Perché non è solo una bambola. È un simbolo di tenerezza e giustizia. È una risposta dolce e dura allo stesso tempo, contro la violenza, l’omertà e l’indifferenza.
Serena aveva 18 anni quando è stata strappata alla vita. Un’età in cui si sogna, si ama, si litiga col mondo e si crede nel domani. E invece, quel domani per lei non è mai arrivato. Il corpo ritrovato nel bosco, lo scotch sul volto, i dettagli che ancora oggi fanno rabbrividire. E poi il dolore, lungo 24 anni, di una famiglia – in primis suo padre Guglielmo – che ha avuto il coraggio di non accettare il silenzio.

A distanza di quasi un quarto di secolo, siamo ancora qui a parlare di un processo che ricomincia da capo, di verità sfuggenti, di giustizia a passo lento. La Cassazione ha annullato le assoluzioni. Il 22 ottobre 2025 a Roma riparte tutto. In questo contesto, la pigotta con il volto di Serena è una carezza che brucia. Una bambola che non gioca, ma resiste. Che non consola, ma testimonia. È il segno che le nuove generazioni non vogliono più voltarsi dall’altra parte, che sanno che dietro ogni nome c’è una storia, e che ogni storia negata è una ferita collettiva.
Quella pigotta aiuterà i bambini poveri del mondo. E nel farlo, restituirà a Serena ciò che le è stato tolto: la possibilità di essere utile, di lasciare un’impronta, di essere madre, sorella, esempio.
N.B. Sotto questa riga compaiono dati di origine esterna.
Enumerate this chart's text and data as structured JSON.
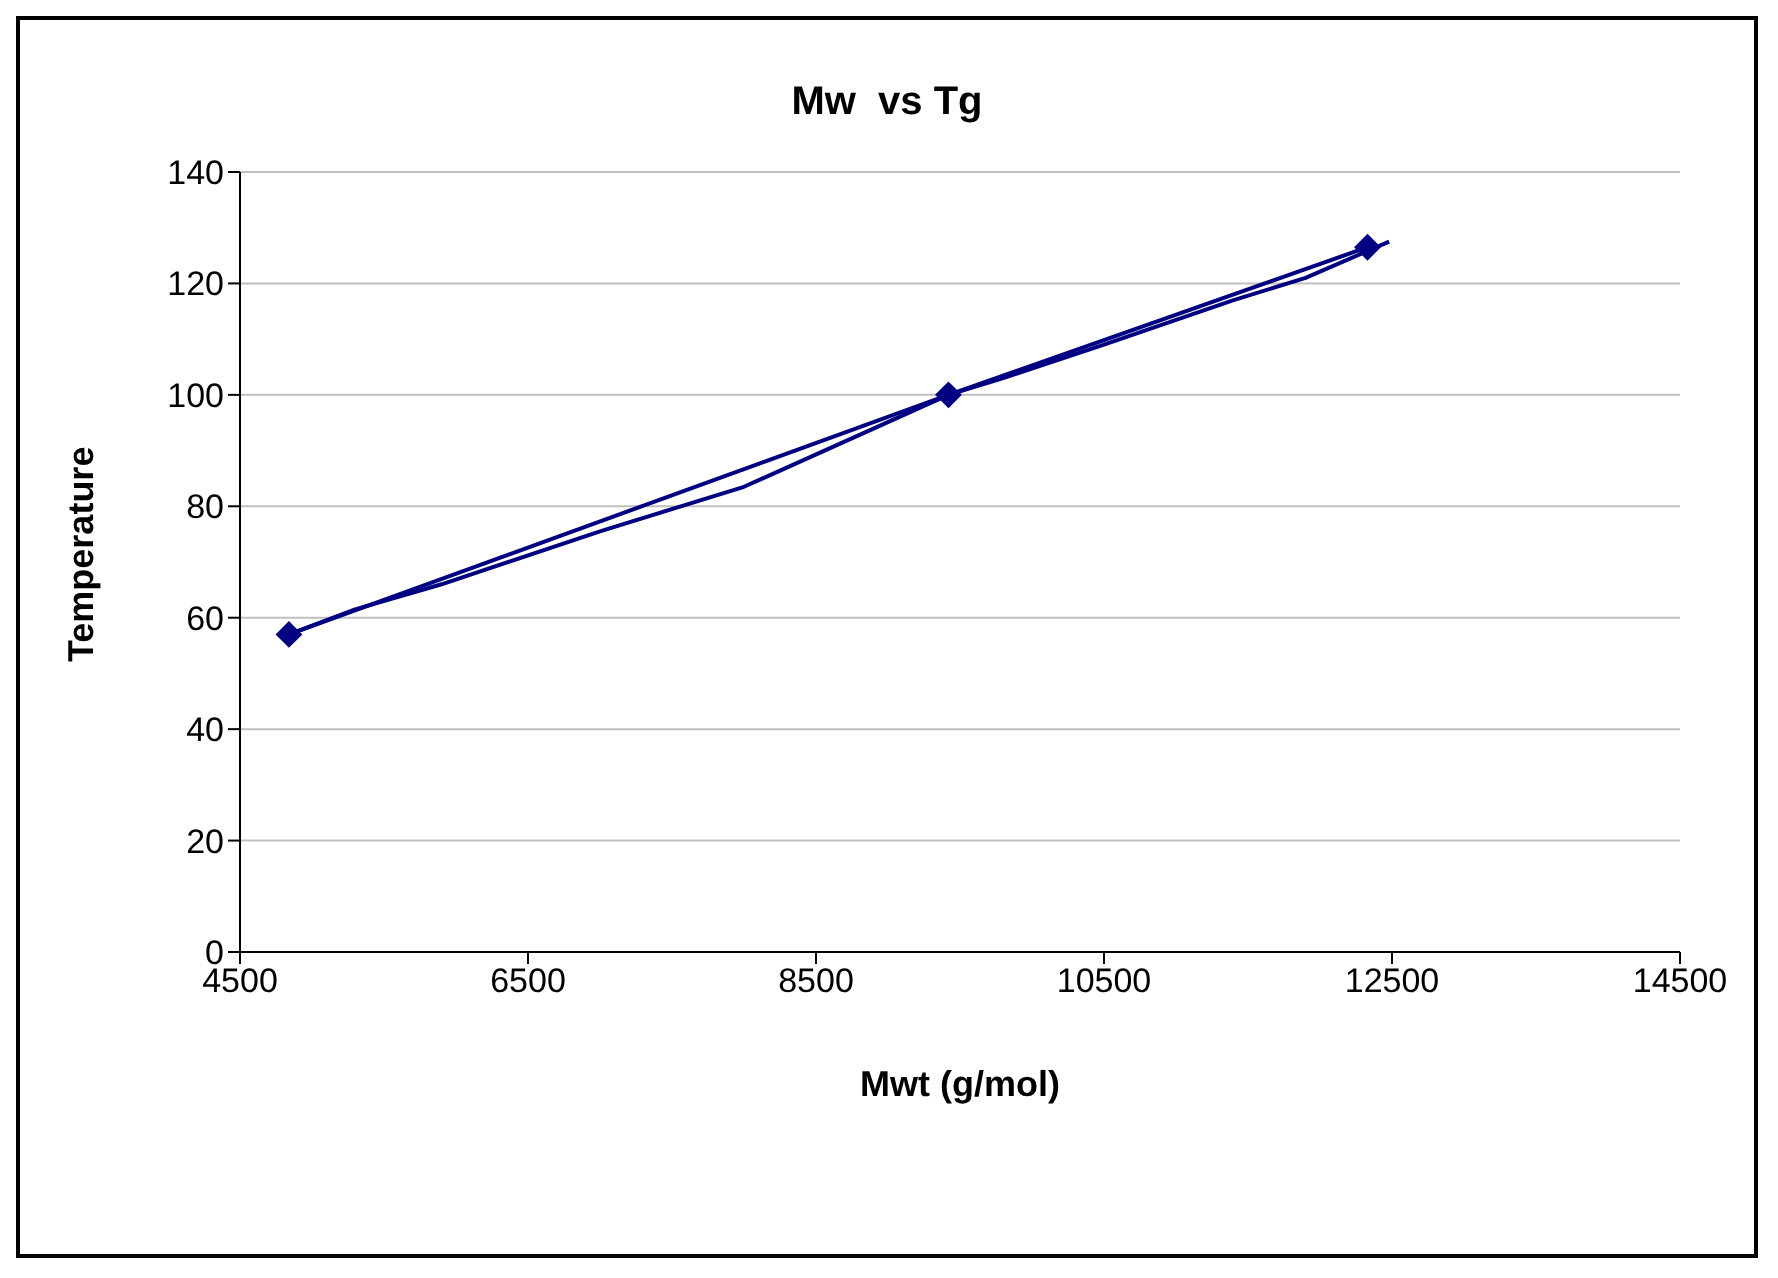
{
  "chart_data": {
    "type": "line",
    "title": "Mw  vs Tg",
    "xlabel": "Mwt (g/mol)",
    "ylabel": "Temperature",
    "xlim": [
      4500,
      14500
    ],
    "xticks": [
      4500,
      6500,
      8500,
      10500,
      12500,
      14500
    ],
    "ylim": [
      0,
      140
    ],
    "yticks": [
      0,
      20,
      40,
      60,
      80,
      100,
      120,
      140
    ],
    "grid": "y",
    "marker": "diamond",
    "line_style": "solid",
    "series": [
      {
        "color": "#000080",
        "x": [
          4840,
          9420,
          12330
        ],
        "values": [
          57,
          100,
          126.5
        ]
      },
      {
        "color": "#000080",
        "marker": "none",
        "x": [
          4840,
          5300,
          5900,
          7000,
          8000,
          9420,
          9800,
          10500,
          11400,
          11900,
          12480
        ],
        "values": [
          57,
          61.5,
          66,
          75.5,
          83.5,
          100,
          103,
          109,
          117,
          121,
          127.5
        ]
      }
    ]
  }
}
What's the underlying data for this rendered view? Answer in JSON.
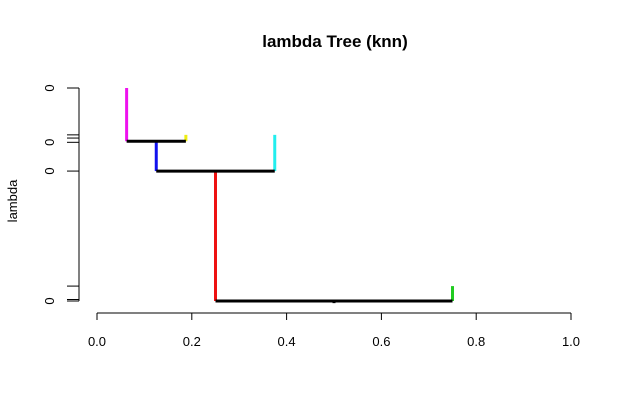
{
  "chart_data": {
    "type": "dendrogram",
    "title": "lambda Tree (knn)",
    "xlabel": "",
    "ylabel": "lambda",
    "xlim": [
      0.0,
      1.0
    ],
    "ylim": [
      0.0,
      1.0
    ],
    "x_ticks": [
      {
        "value": 0.0,
        "label": "0.0"
      },
      {
        "value": 0.2,
        "label": "0.2"
      },
      {
        "value": 0.4,
        "label": "0.4"
      },
      {
        "value": 0.6,
        "label": "0.6"
      },
      {
        "value": 0.8,
        "label": "0.8"
      },
      {
        "value": 1.0,
        "label": "1.0"
      }
    ],
    "y_ticks": [
      {
        "value": 0.0,
        "label": "0"
      },
      {
        "value": 0.007,
        "label": ""
      },
      {
        "value": 0.07,
        "label": ""
      },
      {
        "value": 0.61,
        "label": "0"
      },
      {
        "value": 0.745,
        "label": "0"
      },
      {
        "value": 0.765,
        "label": ""
      },
      {
        "value": 0.78,
        "label": ""
      },
      {
        "value": 1.0,
        "label": "0"
      }
    ],
    "horizontal_segments": [
      {
        "x0": 0.25,
        "x1": 0.75,
        "y": 0.0,
        "color": "#000000"
      },
      {
        "x0": 0.125,
        "x1": 0.375,
        "y": 0.61,
        "color": "#000000"
      },
      {
        "x0": 0.0625,
        "x1": 0.1875,
        "y": 0.75,
        "color": "#000000"
      }
    ],
    "vertical_segments": [
      {
        "x": 0.25,
        "y0": 0.0,
        "y1": 0.61,
        "color": "#ee1111"
      },
      {
        "x": 0.75,
        "y0": 0.0,
        "y1": 0.07,
        "color": "#22cc22"
      },
      {
        "x": 0.5,
        "y0": 0.0,
        "y1": -0.01,
        "color": "#000000"
      },
      {
        "x": 0.125,
        "y0": 0.61,
        "y1": 0.75,
        "color": "#1111ee"
      },
      {
        "x": 0.375,
        "y0": 0.61,
        "y1": 0.78,
        "color": "#22eeee"
      },
      {
        "x": 0.0625,
        "y0": 0.75,
        "y1": 1.0,
        "color": "#ee11ee"
      },
      {
        "x": 0.1875,
        "y0": 0.75,
        "y1": 0.78,
        "color": "#eeee11"
      }
    ]
  }
}
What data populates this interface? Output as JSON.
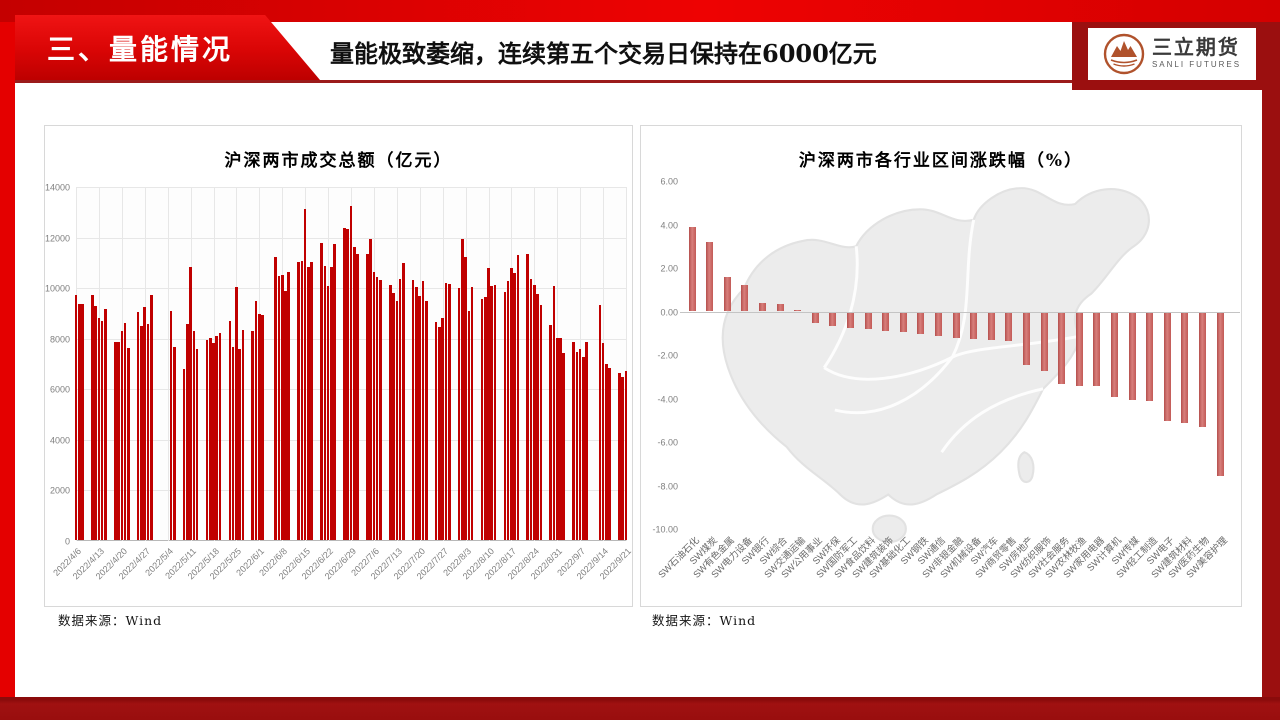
{
  "header": {
    "section_title": "三、量能情况",
    "headline": "量能极致萎缩，连续第五个交易日保持在6000亿元",
    "logo_cn": "三立期货",
    "logo_en": "SANLI FUTURES"
  },
  "panels": {
    "left_source": "数据来源：Wind",
    "right_source": "数据来源：Wind"
  },
  "colors": {
    "frame_bright_red": "#E40000",
    "frame_dark_red": "#9B0F0F",
    "banner_red": "#D90505",
    "volume_bar": "#C00000",
    "sector_bar": "#C9605C",
    "map_gray": "#ECECEC",
    "logo_terracotta": "#B0522C",
    "tick_gray": "#7F7F7F"
  },
  "chart_data": [
    {
      "type": "bar",
      "title": "沪深两市成交总额（亿元）",
      "xlabel": "",
      "ylabel": "",
      "ylim": [
        0,
        14000
      ],
      "ytick_labels": [
        "0",
        "2000",
        "4000",
        "6000",
        "8000",
        "10000",
        "12000",
        "14000"
      ],
      "grid": true,
      "legend": "none",
      "x_start": "2022/4/6",
      "x_end": "2022/9/21",
      "xtick_labels": [
        "2022/4/6",
        "2022/4/13",
        "2022/4/20",
        "2022/4/27",
        "2022/5/4",
        "2022/5/11",
        "2022/5/18",
        "2022/5/25",
        "2022/6/1",
        "2022/6/8",
        "2022/6/15",
        "2022/6/22",
        "2022/6/29",
        "2022/7/6",
        "2022/7/13",
        "2022/7/20",
        "2022/7/27",
        "2022/8/3",
        "2022/8/10",
        "2022/8/17",
        "2022/8/24",
        "2022/8/31",
        "2022/9/7",
        "2022/9/14",
        "2022/9/21"
      ],
      "dates": [
        "2022/4/6",
        "2022/4/7",
        "2022/4/8",
        "2022/4/11",
        "2022/4/12",
        "2022/4/13",
        "2022/4/14",
        "2022/4/15",
        "2022/4/18",
        "2022/4/19",
        "2022/4/20",
        "2022/4/21",
        "2022/4/22",
        "2022/4/25",
        "2022/4/26",
        "2022/4/27",
        "2022/4/28",
        "2022/4/29",
        "2022/5/5",
        "2022/5/6",
        "2022/5/9",
        "2022/5/10",
        "2022/5/11",
        "2022/5/12",
        "2022/5/13",
        "2022/5/16",
        "2022/5/17",
        "2022/5/18",
        "2022/5/19",
        "2022/5/20",
        "2022/5/23",
        "2022/5/24",
        "2022/5/25",
        "2022/5/26",
        "2022/5/27",
        "2022/5/30",
        "2022/5/31",
        "2022/6/1",
        "2022/6/2",
        "2022/6/6",
        "2022/6/7",
        "2022/6/8",
        "2022/6/9",
        "2022/6/10",
        "2022/6/13",
        "2022/6/14",
        "2022/6/15",
        "2022/6/16",
        "2022/6/17",
        "2022/6/20",
        "2022/6/21",
        "2022/6/22",
        "2022/6/23",
        "2022/6/24",
        "2022/6/27",
        "2022/6/28",
        "2022/6/29",
        "2022/6/30",
        "2022/7/1",
        "2022/7/4",
        "2022/7/5",
        "2022/7/6",
        "2022/7/7",
        "2022/7/8",
        "2022/7/11",
        "2022/7/12",
        "2022/7/13",
        "2022/7/14",
        "2022/7/15",
        "2022/7/18",
        "2022/7/19",
        "2022/7/20",
        "2022/7/21",
        "2022/7/22",
        "2022/7/25",
        "2022/7/26",
        "2022/7/27",
        "2022/7/28",
        "2022/7/29",
        "2022/8/1",
        "2022/8/2",
        "2022/8/3",
        "2022/8/4",
        "2022/8/5",
        "2022/8/8",
        "2022/8/9",
        "2022/8/10",
        "2022/8/11",
        "2022/8/12",
        "2022/8/15",
        "2022/8/16",
        "2022/8/17",
        "2022/8/18",
        "2022/8/19",
        "2022/8/22",
        "2022/8/23",
        "2022/8/24",
        "2022/8/25",
        "2022/8/26",
        "2022/8/29",
        "2022/8/30",
        "2022/8/31",
        "2022/9/1",
        "2022/9/2",
        "2022/9/5",
        "2022/9/6",
        "2022/9/7",
        "2022/9/8",
        "2022/9/9",
        "2022/9/13",
        "2022/9/14",
        "2022/9/15",
        "2022/9/16",
        "2022/9/19",
        "2022/9/20",
        "2022/9/21"
      ],
      "values": [
        9700,
        9350,
        9350,
        9700,
        9250,
        8800,
        8650,
        9150,
        7850,
        7850,
        8250,
        8600,
        7600,
        9000,
        8450,
        9200,
        8550,
        9700,
        9050,
        7650,
        6750,
        8550,
        10800,
        8250,
        7550,
        7900,
        8000,
        7800,
        8050,
        8200,
        8650,
        7650,
        10000,
        7550,
        8300,
        8250,
        9450,
        8950,
        8900,
        11200,
        10450,
        10500,
        9850,
        10600,
        11000,
        11050,
        13100,
        10800,
        11000,
        11750,
        10850,
        10050,
        10800,
        11700,
        12350,
        12300,
        13200,
        11600,
        11300,
        11300,
        11900,
        10600,
        10400,
        10300,
        10080,
        9750,
        9470,
        10330,
        10970,
        10280,
        10010,
        9640,
        10240,
        9440,
        8640,
        8410,
        8770,
        10170,
        10130,
        9970,
        11900,
        11200,
        9040,
        10010,
        9550,
        9600,
        10770,
        10040,
        10080,
        9800,
        10240,
        10750,
        10570,
        11280,
        11330,
        10310,
        10080,
        9730,
        9310,
        8510,
        10040,
        7970,
        8000,
        7410,
        7840,
        7440,
        7550,
        7240,
        7840,
        9300,
        7800,
        6950,
        6800,
        6600,
        6450,
        6700
      ]
    },
    {
      "type": "bar",
      "title": "沪深两市各行业区间涨跌幅（%）",
      "xlabel": "",
      "ylabel": "",
      "ylim": [
        -10,
        6
      ],
      "ytick_labels": [
        "6.00",
        "4.00",
        "2.00",
        "0.00",
        "-2.00",
        "-4.00",
        "-6.00",
        "-8.00",
        "-10.00"
      ],
      "grid": false,
      "legend": "none",
      "background": "china-map-silhouette",
      "categories": [
        "SW石油石化",
        "SW煤炭",
        "SW有色金属",
        "SW电力设备",
        "SW银行",
        "SW综合",
        "SW交通运输",
        "SW公用事业",
        "SW环保",
        "SW国防军工",
        "SW食品饮料",
        "SW建筑装饰",
        "SW基础化工",
        "SW钢铁",
        "SW通信",
        "SW非银金融",
        "SW机械设备",
        "SW汽车",
        "SW商贸零售",
        "SW房地产",
        "SW纺织服饰",
        "SW社会服务",
        "SW农林牧渔",
        "SW家用电器",
        "SW计算机",
        "SW传媒",
        "SW轻工制造",
        "SW电子",
        "SW建筑材料",
        "SW医药生物",
        "SW美容护理"
      ],
      "values": [
        3.9,
        3.2,
        1.6,
        1.2,
        0.4,
        0.35,
        0.05,
        -0.5,
        -0.6,
        -0.7,
        -0.75,
        -0.85,
        -0.9,
        -1.0,
        -1.1,
        -1.15,
        -1.2,
        -1.25,
        -1.3,
        -2.4,
        -2.7,
        -3.3,
        -3.4,
        -3.4,
        -3.9,
        -4.0,
        -4.05,
        -5.0,
        -5.1,
        -5.25,
        -7.5
      ]
    }
  ]
}
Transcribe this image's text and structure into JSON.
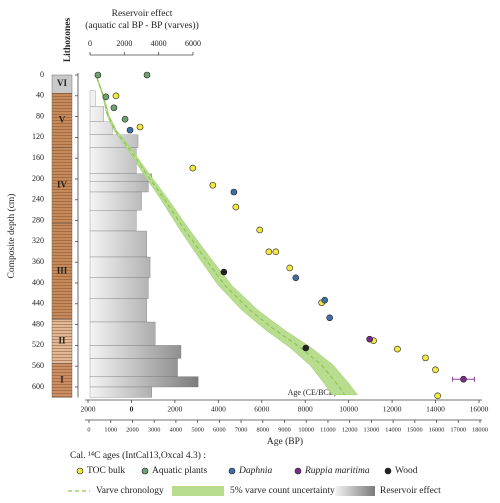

È una bambola, sì. Ma anche una piccola sentinella che veglia sulla memoria, sulla giustizia, sui diritti dei bambini. E oggi, grazie a quell’iniziativa voluta dal comitato provinciale Unicef di Frosinone e condivisa con la cugina Gaia Fraioli, la comunità di Arce e non solo può dire che Serena non è stata dimenticata. E non lo sarà. Finché ci sarà qualcuno capace di cucire a mano un volto per ricordarla.